Friday, Apr. 20, 1962

Mirror, Mirror on the Wall

"My florist bill for funerals of dead Democrats alone runs about $800 a year," Neil Staebler, a soft-spoken man with a scraggly mustache and baggy pants, once said. But Staebler's real concern is for live Democrats--and he has found enough to make Michigan a Democratic stronghold. As Democratic state chairman, Staebler designed, built and oiled the machine that kept "Soapy" Williams in the Governor's mansion from 1949 to 1960, and that elected Lieutenant Governor John Swainson, 36, as his successor. For weeks Staebler has been hunting for a strong Democratic candidate to run for Michigan's newly created at-large congressional seat. Last week he found his man--by the simple process of looking in his own mirror.

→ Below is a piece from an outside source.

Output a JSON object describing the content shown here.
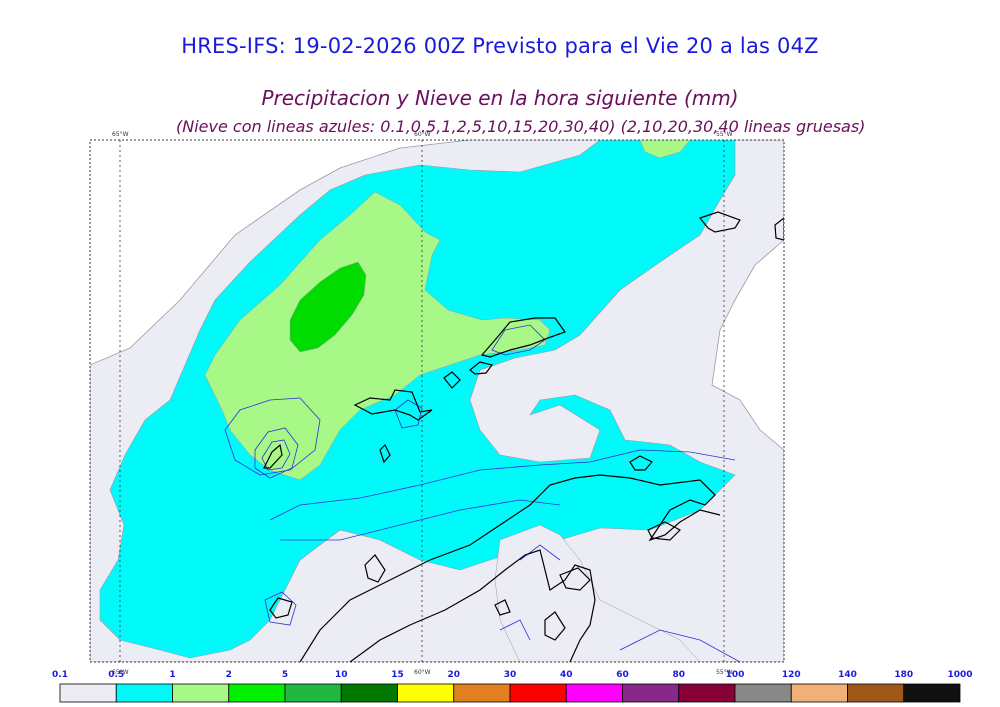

Staebler, 56, still blushes at the memory of his only other foray as a political candidate. In 1934, he ran for alderman in Ann Arbor on the Socialist ticket--and was routed. "I took socialism seriously for a couple of years during the bottom of the Depression," says Staebler, who is a millionaire on the strength of family interests in lumber and coal and his own ventures into real estate. "I have since discovered it was a mistake."

In running for the at-large congressional seat (which will stay that way unless and until the deadlocked Michigan legislature gets around to setting up a regular district), Staebler hopes to strengthen the entire Democratic state ticket by wooing independent voters, thereby help Swainson beat Republican Gubernatorial Hopeful George Romney. Staebler's likely opponent will be Republican Alvin Bentley, 43, a conservative multimillionaire (auto bodies), whose chief claim to fame is that he was wounded in the chest when a band of Puerto Ricans shot up the U.S. House of Representatives in 1954. After years of plotting strategy for others, Staebler can hardly wait to get out on the hustings against Bentley. Says a friend: "Neil is as excited about running for office as a child with a new toy."